Thank you for the suggestion.  However, I am not going to use set because
I occasionally have to re-sort.

In my case, this resort would be quite
intense, that is, almost everything is repositioned each time.  This is
definitely not a hot spot in the algorithm, but I do not want to swear
that it occurs at most so and so often.  For this reason, I want to avoid
tree-like structures, which an STL set essentially is.

But BTW, this takes us back to a variation the original question: Would
you, given the use of a set, really use std::set<Jumbo> or std::set<Jumbo
*> instead and does it make a difference
(that is, does replacing "vector" by "set" in the original question make a
difference)

It depends on a lot of things. You really haven't given me enough
information to determine the answer.

If you question is "Given a pre-existing list of stuff that's
expensive to copy, how do I figure out what is the sorted sequence of
those objects?", then the answer is pretty straightforward. Define the
following class:
struct JumboPointerSortRule
{
bool operator() (Jumbo* x, Jumbo* y) const { return *x < *y; }
};
Then create a std::set<Jumbo*, JumboPointerSortRule>, and insert a
pointer of each element in the unsorted sequence to this set.
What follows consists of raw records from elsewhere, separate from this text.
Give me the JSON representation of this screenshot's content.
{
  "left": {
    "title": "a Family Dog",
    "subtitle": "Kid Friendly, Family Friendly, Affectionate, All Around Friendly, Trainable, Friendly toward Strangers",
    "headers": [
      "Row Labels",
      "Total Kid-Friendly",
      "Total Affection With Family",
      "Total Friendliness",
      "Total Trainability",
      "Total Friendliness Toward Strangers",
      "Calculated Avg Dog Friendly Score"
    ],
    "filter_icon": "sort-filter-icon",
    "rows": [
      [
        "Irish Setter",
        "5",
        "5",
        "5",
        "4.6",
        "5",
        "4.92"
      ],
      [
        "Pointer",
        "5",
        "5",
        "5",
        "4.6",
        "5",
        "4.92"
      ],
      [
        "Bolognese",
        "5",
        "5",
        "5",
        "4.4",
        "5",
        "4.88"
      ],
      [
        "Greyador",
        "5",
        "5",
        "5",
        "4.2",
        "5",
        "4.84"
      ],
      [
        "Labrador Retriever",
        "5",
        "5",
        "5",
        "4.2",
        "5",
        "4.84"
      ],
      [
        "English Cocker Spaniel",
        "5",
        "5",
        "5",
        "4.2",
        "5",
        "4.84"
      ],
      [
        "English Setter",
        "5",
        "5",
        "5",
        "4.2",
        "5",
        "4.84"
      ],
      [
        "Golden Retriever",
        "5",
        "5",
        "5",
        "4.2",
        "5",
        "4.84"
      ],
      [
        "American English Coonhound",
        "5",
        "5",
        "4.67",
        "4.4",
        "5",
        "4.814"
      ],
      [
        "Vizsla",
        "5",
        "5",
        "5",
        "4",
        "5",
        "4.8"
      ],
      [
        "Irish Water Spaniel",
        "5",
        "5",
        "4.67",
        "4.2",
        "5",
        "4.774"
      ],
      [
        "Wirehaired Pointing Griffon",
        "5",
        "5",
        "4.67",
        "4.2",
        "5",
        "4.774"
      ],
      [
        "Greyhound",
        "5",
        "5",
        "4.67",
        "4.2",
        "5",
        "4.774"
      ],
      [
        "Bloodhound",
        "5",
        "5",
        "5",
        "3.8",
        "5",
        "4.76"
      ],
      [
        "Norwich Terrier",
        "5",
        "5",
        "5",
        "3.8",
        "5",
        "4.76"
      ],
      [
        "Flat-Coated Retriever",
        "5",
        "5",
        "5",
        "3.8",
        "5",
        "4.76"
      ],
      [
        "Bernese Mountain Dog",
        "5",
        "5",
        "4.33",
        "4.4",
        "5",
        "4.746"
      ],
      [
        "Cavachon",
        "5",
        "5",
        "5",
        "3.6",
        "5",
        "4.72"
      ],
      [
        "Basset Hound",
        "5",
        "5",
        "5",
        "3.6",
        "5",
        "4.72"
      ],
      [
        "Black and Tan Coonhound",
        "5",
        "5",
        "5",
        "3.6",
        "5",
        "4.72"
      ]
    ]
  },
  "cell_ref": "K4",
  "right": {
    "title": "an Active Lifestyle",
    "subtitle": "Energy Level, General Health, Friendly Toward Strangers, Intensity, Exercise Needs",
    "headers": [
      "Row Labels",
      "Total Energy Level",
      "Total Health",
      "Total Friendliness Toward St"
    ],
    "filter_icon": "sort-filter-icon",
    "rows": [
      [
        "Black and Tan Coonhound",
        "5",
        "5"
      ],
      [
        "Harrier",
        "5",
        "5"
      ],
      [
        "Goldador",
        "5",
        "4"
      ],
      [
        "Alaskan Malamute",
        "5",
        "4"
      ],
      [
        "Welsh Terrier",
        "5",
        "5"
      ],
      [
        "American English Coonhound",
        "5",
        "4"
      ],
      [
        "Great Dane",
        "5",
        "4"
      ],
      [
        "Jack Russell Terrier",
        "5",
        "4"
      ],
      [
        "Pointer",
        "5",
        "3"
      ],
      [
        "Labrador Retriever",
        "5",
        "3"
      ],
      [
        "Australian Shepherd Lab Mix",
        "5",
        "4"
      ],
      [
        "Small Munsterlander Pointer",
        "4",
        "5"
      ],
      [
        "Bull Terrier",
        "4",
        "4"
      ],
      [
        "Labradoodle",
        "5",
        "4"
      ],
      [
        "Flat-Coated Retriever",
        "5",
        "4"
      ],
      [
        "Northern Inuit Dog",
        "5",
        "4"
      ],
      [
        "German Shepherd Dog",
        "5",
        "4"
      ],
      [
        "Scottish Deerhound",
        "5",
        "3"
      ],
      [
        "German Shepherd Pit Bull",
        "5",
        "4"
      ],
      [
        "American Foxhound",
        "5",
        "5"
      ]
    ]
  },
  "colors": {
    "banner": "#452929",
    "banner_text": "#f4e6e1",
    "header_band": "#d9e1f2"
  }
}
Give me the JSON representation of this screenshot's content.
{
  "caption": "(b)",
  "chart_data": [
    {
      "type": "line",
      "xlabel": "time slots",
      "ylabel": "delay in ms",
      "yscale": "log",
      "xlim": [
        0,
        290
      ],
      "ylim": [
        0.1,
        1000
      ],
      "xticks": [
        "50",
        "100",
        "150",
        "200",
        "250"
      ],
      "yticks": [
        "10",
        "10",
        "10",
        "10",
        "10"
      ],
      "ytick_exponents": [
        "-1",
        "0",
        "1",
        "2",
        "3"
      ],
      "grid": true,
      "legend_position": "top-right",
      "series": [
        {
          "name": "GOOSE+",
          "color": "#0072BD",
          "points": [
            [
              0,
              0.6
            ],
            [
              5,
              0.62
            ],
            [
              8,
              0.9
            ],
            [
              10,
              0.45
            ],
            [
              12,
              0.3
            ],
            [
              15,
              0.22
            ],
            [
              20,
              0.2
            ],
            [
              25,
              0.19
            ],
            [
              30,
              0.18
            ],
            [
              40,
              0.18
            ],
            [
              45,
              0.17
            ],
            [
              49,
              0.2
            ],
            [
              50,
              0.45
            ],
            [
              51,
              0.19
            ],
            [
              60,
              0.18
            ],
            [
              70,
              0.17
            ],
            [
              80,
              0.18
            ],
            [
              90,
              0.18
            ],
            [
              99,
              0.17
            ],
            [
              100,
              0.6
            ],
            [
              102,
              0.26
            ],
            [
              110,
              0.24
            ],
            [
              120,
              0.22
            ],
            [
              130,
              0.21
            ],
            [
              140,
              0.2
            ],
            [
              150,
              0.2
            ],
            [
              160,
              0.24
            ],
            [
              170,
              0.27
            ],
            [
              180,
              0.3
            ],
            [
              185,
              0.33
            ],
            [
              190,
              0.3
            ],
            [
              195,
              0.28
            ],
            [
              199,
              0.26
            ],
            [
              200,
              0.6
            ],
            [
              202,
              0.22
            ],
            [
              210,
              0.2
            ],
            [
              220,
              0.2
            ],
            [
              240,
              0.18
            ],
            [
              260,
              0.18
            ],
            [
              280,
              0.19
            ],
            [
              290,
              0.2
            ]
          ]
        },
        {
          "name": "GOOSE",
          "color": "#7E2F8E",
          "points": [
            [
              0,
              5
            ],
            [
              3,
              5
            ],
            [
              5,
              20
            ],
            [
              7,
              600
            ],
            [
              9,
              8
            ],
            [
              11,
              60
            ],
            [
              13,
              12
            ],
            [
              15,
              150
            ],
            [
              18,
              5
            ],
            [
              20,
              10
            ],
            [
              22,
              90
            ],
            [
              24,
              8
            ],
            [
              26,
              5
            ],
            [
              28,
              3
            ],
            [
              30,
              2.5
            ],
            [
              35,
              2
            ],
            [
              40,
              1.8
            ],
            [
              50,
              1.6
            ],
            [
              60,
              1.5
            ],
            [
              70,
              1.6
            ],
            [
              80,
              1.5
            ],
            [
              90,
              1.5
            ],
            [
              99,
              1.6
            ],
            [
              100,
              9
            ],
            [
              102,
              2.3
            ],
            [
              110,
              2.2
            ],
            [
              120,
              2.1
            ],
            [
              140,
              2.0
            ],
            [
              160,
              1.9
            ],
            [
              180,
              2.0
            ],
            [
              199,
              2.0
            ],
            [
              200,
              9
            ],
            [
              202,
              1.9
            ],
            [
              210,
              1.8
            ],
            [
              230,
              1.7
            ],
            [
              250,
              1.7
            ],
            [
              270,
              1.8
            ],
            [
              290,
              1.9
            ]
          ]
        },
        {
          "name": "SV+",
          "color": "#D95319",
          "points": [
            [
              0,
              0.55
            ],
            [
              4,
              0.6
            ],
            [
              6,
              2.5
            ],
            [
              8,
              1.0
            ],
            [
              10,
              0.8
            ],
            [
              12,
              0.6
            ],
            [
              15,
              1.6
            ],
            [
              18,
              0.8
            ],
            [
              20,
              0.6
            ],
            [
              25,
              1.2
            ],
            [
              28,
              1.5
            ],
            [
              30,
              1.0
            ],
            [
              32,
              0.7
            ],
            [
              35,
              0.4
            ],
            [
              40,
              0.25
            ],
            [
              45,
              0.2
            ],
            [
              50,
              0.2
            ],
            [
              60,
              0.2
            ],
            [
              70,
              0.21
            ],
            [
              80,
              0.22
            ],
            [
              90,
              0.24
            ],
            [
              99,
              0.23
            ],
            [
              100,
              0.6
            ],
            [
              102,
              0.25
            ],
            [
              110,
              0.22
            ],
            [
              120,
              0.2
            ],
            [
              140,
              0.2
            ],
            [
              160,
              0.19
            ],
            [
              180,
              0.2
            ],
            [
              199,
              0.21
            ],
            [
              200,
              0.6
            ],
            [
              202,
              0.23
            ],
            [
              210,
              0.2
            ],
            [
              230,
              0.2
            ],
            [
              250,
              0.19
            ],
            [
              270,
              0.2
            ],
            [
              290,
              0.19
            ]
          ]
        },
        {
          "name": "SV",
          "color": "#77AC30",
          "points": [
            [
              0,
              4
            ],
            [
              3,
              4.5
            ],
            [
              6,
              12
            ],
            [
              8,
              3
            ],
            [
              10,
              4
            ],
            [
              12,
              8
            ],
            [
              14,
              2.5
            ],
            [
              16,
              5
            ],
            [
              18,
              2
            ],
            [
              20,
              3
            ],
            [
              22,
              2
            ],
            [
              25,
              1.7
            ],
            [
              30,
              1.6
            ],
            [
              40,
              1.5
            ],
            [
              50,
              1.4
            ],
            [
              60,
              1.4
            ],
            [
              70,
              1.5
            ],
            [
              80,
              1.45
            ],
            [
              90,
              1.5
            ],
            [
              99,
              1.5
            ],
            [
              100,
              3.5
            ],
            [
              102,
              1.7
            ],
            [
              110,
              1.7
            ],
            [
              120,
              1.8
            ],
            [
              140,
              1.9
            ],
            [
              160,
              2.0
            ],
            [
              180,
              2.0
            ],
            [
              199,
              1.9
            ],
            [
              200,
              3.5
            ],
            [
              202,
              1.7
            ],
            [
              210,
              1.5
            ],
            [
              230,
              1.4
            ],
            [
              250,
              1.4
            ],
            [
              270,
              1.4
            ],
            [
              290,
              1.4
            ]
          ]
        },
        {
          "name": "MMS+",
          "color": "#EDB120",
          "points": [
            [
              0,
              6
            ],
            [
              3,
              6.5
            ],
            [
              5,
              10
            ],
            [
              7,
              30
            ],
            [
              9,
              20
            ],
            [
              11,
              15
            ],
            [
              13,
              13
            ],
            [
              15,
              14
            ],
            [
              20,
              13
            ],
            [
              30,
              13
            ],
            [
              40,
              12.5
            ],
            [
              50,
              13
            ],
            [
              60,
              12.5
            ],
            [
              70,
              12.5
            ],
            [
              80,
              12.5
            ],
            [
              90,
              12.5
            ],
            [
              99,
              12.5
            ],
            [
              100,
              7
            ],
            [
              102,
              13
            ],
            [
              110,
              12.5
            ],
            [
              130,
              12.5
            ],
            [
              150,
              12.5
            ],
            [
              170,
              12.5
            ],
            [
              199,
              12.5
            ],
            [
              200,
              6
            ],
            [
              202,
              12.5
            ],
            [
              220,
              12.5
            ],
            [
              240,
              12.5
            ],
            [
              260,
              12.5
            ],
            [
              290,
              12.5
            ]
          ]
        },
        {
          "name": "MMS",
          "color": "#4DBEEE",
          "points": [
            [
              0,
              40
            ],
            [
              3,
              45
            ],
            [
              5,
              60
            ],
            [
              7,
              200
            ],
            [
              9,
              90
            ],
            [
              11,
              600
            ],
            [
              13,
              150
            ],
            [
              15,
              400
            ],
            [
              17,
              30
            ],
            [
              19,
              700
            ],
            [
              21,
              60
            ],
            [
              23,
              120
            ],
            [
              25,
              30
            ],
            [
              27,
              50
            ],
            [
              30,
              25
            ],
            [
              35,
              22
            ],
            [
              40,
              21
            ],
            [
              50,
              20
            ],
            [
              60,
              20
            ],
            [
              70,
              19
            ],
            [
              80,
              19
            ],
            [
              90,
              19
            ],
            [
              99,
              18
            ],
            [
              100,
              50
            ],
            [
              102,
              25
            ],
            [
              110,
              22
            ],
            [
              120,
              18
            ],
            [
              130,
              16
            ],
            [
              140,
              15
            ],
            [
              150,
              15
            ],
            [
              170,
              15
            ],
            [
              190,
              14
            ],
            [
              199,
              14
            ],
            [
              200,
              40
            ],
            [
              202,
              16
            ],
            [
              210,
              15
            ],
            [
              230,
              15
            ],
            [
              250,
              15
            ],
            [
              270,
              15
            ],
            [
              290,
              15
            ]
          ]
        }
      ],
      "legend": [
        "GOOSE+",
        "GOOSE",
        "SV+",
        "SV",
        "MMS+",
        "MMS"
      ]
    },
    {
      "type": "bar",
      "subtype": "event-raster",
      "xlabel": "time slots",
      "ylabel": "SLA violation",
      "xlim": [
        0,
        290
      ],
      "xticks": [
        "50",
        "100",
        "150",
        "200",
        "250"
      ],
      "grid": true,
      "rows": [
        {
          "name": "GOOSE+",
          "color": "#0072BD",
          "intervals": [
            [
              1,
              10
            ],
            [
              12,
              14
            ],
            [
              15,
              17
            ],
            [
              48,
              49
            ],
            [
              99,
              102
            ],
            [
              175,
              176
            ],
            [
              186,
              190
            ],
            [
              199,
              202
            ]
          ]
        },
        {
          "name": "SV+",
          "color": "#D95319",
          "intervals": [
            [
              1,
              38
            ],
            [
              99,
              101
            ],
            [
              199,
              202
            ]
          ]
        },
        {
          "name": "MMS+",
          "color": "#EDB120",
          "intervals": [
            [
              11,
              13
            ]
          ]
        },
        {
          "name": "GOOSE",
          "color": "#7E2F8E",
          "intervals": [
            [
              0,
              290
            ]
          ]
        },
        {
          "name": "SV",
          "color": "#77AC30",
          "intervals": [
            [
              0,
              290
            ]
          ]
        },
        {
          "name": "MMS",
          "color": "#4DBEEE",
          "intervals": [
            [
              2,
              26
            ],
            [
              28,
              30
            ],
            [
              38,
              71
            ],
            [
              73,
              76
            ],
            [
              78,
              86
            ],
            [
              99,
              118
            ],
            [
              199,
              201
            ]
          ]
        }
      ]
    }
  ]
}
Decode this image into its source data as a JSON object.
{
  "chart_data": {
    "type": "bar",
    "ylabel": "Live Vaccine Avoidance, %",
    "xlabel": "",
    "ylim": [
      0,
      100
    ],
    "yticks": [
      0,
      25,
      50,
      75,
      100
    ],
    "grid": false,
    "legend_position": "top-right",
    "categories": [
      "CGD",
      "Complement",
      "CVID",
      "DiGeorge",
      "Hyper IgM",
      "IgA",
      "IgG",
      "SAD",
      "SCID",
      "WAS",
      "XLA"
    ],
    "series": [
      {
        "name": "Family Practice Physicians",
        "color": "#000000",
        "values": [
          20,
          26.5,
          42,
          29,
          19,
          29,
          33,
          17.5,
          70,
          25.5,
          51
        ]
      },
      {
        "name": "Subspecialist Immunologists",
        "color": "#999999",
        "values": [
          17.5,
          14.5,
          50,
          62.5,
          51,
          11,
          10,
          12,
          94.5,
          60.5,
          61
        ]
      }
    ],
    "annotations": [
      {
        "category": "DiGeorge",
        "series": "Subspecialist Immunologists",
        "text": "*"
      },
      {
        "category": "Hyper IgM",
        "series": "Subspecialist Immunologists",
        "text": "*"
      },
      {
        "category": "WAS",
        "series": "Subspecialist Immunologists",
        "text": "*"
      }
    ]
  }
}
Voila,
you now have a view on your original objects, where the view is in
sorted order, all with a minimum of fuss and CPU/memory usage. Unless
a profiler tells you differently, or you know up front some very
specific facts (you would know what those facts are if you knew them),
then don't worry about it and do it this way.

The answer may change if you have C++11. I'm currently too ignorant of
such things to comment.

If your question is more of a architecture question, then you haven't
given me enough information to work through how I'd do it.